Prescriptions: Cafe Racer was recommended to me by a coworker from my old Trader Joe’s days. He would get off work around 11 a.m. and head over to the Racer for drinks. Unfortunately, I don’t think I quite fit in there, because my jeans are not nearly tapered enough and I don’t own a single item from American Apparel. Was there a line of hipsters waiting outside, with a director timing their entrance according to level of hipness? I’m pretty sure there was. Every five minutes or so, here came another, his shirt a little tighter, her sunglasses a little bigger.

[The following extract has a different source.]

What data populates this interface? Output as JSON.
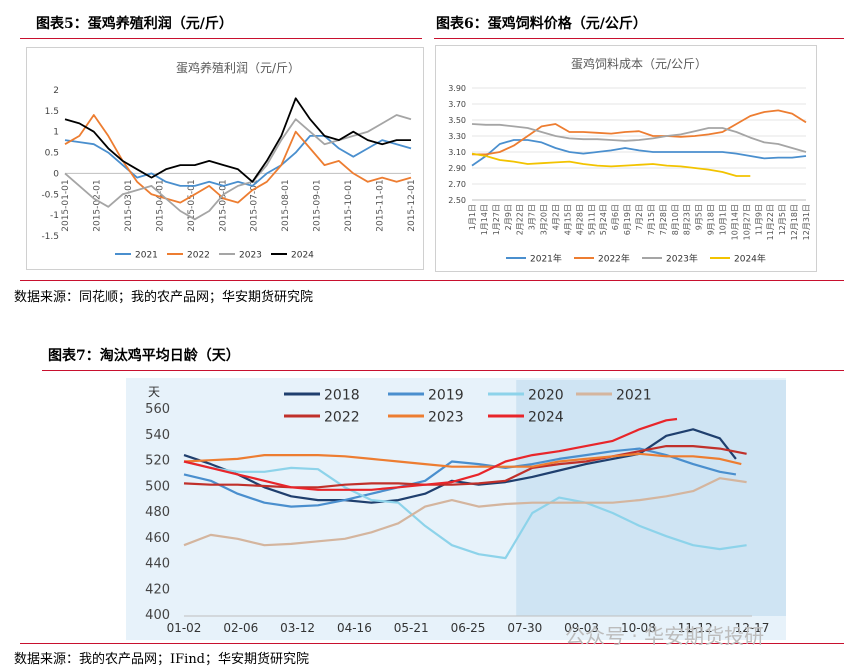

Now this is where I should be going on and on about how none of that mattered because the food was so fantastic. But I can’t, because it wasn’t. My boyfriend ordered the chili omelet, while I opted for the Café Racer omelet, which has onions, peppers, cheese, and ham. Both come with potatoes and toast.The toast looked thick and wonderful but was dry and tasteless, and my omelet was nothing special. The breakfast potatoes were a solid “eh.” As for the chili omelet, who the hell orders chili for breakfast? Why would anyone subject their stomach to that kind of punishment first thing in the morning? I can't adequately comment on it, because I didn’t go anywhere near the omelet, but I can tell you that at the end of the meal, my boyfriend looked like he regretted his decision. I dropped him off at work moments later, making sure that his digestion would be his coworkers' problem, not mine.
Hair of the dog: This place is also a bar, and I don’t think anyone will look at you funny if you order an adult beverage before noon.
Success of the soak: Moderately successful. I'll keep this place in mind if I want a stiff drink in the a.m., but not for a delicious breakfast.